Scott Burdick and his wife Sue travel to exotic places around the world and then present travelogues showing images of peoples and lands far away to a room full of ardent admirers. Their paintings are a selection from the images they captured and the cultural influences they absorbed while circling the globe on adventures. They appear very successful to me and I have thought about what it would take to be able to do what they do. Of course, I have to wait until my kids are gone so that my wife and I can be as unencumbered as they are.

Does the location make the subject matter special? Am I longing for the chance to go somewhere far away so that I can gather material and paint a series that will somehow catapult me to success? Or is there enough around me to fill a life-time of canvases if I just look for it.
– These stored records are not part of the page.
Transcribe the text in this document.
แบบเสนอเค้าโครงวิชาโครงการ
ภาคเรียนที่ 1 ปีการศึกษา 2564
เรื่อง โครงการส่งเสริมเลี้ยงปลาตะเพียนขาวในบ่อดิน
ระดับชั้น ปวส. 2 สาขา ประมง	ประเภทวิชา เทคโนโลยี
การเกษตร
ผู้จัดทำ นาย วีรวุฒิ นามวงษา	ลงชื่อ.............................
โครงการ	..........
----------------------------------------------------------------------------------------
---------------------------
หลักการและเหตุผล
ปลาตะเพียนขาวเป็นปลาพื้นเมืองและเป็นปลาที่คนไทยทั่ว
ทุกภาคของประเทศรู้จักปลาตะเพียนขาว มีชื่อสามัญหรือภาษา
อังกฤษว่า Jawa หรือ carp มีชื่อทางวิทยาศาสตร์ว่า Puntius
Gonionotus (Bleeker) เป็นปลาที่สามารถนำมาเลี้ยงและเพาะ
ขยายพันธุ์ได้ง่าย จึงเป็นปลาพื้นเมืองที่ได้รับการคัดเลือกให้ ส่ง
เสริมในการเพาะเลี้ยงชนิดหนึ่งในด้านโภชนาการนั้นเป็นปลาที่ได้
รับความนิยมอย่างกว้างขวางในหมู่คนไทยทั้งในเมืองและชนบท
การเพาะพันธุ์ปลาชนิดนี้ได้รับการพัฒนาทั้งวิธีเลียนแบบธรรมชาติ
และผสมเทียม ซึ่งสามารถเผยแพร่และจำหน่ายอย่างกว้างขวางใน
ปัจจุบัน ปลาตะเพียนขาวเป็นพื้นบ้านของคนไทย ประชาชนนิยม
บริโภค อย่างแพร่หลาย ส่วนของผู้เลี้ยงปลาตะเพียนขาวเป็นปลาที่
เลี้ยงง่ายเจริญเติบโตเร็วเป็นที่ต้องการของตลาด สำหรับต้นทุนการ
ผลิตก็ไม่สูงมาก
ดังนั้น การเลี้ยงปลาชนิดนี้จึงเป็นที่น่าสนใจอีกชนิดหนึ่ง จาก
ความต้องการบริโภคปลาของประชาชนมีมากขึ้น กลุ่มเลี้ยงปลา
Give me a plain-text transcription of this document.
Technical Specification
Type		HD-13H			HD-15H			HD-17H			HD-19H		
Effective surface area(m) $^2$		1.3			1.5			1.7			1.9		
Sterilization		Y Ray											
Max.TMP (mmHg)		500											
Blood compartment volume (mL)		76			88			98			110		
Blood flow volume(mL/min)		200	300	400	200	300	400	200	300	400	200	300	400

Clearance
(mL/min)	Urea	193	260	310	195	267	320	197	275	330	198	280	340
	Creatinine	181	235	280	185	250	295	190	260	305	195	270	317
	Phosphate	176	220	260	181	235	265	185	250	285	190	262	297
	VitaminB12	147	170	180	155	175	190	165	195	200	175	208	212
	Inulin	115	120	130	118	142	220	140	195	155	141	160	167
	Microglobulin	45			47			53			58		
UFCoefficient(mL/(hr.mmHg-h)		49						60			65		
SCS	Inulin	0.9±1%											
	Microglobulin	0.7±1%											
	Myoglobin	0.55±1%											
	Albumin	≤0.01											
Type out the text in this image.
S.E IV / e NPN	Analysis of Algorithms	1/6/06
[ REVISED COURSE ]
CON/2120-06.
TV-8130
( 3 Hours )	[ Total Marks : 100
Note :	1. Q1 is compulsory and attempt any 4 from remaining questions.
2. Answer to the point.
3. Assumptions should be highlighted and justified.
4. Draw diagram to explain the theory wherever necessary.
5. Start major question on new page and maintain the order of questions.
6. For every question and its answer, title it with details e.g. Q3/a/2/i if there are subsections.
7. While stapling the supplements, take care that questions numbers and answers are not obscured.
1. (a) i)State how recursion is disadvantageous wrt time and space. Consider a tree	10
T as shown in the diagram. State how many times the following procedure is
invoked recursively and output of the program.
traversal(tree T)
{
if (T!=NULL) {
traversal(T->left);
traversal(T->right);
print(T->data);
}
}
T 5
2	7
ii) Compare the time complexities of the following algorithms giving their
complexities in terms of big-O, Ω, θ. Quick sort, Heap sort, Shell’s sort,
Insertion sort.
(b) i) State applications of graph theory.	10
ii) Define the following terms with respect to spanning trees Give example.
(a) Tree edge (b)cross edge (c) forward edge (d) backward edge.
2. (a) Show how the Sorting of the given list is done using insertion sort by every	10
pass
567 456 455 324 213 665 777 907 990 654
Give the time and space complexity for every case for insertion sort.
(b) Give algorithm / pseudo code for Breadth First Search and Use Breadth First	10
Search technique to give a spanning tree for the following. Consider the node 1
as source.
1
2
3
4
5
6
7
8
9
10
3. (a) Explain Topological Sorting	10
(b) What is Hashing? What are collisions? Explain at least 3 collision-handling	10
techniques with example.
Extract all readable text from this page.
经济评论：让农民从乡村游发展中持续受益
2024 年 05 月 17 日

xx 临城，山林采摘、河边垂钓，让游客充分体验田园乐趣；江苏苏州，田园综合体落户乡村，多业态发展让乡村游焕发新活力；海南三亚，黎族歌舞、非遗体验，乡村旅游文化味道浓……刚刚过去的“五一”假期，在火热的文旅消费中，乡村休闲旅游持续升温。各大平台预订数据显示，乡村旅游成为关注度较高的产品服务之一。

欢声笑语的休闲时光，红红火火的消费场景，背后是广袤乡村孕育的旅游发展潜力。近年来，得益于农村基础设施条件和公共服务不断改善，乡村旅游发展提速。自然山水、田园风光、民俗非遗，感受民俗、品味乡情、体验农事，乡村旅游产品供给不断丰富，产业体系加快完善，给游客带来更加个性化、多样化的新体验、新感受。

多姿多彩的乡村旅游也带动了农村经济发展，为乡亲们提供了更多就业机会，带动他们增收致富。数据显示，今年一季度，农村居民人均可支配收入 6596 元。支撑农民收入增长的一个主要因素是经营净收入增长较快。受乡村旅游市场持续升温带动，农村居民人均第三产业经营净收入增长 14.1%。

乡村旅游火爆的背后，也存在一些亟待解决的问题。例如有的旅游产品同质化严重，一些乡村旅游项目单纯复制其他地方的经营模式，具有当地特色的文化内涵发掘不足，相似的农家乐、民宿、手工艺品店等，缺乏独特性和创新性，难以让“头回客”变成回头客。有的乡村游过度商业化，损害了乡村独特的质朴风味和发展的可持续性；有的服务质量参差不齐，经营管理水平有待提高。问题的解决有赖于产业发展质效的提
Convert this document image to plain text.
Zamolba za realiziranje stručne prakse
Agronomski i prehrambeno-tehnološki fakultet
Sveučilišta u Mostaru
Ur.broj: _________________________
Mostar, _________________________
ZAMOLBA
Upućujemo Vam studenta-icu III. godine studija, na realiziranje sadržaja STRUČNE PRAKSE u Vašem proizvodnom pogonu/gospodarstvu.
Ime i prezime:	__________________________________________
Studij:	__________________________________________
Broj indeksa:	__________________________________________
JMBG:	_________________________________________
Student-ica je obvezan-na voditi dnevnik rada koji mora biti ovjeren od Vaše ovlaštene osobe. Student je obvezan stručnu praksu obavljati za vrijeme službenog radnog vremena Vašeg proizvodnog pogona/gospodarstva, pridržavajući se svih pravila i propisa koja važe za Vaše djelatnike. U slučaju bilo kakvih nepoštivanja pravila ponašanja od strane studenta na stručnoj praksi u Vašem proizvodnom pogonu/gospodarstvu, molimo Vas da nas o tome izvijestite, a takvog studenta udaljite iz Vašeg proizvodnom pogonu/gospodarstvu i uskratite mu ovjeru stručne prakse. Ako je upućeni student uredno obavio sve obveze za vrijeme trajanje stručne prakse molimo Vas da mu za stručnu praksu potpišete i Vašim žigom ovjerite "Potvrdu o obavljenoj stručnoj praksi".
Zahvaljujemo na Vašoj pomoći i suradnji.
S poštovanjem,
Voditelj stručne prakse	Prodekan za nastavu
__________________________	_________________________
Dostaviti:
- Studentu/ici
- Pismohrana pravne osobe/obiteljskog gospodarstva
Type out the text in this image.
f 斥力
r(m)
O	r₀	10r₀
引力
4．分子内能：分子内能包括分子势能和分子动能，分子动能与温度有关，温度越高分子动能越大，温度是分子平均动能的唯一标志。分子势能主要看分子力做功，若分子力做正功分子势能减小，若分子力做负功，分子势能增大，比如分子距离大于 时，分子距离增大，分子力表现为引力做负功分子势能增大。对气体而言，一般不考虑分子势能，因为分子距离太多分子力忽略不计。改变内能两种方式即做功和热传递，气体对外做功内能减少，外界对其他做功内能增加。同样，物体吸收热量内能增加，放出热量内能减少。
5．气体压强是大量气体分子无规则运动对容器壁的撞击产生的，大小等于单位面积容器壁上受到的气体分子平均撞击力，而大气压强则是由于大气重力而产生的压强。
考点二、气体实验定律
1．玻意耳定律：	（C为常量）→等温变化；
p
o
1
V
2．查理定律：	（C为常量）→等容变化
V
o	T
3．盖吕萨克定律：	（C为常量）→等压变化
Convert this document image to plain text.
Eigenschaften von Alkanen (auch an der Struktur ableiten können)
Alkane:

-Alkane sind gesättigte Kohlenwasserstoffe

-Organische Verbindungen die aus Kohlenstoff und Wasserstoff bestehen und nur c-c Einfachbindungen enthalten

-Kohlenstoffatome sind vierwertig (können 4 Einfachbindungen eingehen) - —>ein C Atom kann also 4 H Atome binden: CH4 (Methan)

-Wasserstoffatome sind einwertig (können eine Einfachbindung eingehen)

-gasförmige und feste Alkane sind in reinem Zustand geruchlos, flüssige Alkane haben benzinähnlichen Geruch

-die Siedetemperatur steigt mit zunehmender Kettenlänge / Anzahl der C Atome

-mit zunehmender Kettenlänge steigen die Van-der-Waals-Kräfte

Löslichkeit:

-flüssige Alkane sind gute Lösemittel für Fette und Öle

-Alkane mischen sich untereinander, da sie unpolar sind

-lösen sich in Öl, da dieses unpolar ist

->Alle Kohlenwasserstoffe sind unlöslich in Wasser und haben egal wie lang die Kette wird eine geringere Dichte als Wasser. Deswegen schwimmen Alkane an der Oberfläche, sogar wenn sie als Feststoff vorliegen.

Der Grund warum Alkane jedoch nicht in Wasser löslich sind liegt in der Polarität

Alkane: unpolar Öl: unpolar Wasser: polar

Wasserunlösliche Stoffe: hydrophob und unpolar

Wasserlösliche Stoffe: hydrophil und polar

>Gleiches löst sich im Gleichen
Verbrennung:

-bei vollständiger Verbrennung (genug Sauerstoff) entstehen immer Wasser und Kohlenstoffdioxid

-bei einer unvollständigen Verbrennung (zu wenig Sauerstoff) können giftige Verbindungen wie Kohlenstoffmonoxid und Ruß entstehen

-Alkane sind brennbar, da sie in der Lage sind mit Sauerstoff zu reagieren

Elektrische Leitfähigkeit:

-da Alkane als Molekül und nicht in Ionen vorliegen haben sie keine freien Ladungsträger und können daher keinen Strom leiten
Today I was introduced to a local resident who is not unusual for this area, and easy not to notice as I drive by her house everyday, but whose little world holds a treasure chest of things that can keep me busy painting for a long time. Mary's life is simple and it seems is complete. She complains about nothing, welcomes everyone and is well cared-for by family, friends and neighbors who stop by and make sure she is fine.

 
MarysHouse.jpg

Mary has lived in the same house all of her 92 years and will smile as she tells you about growing up in this area. I'm sure she has repeated these stories to many like me. I did not spend much time with her today but I was fascinated as I heard about a life lived by a common person of uncommon resilience and spunk. Her little wood house has no running water, no indoor plumbing, no refrigerator or television (she was offered one recently and refused it) and yet she seems so content, so satisfied. The few small rooms she lives in are heated by a large cast iron wood stove and the pile of cut and split wood outside tells me I don't have to worry about her when the temps dip down below 10 again like they did last week.

Ninety two years ago the US was just entering World War 1. Today she showed me the photo of a black man standing next to bee hives and she told me he worked for her family until he died in 1925. He was captured as a boy by Confederate forces in South Carolina until he escaped to the mountains where he was able to live among the farm families of the Appalachians. I have never talked to someone who had listened to stories of the Civil War and it gave me a strange sense of connection to the distant past.

As I looked around the simple home and the things that are everyday life to Mary, I saw meaningful compositions for paintings. Sometimes the simple things in life make the most attractive things to paint. They invite the viewer to identify with the surroundings or relate to the symbolism inferred in them. Mary's home is full of such things.

Do we need to go far to find subject matter for painting? Look around and I think you will find that you don't. I will write more about this as I explore the notes and images I have in my mind for future works.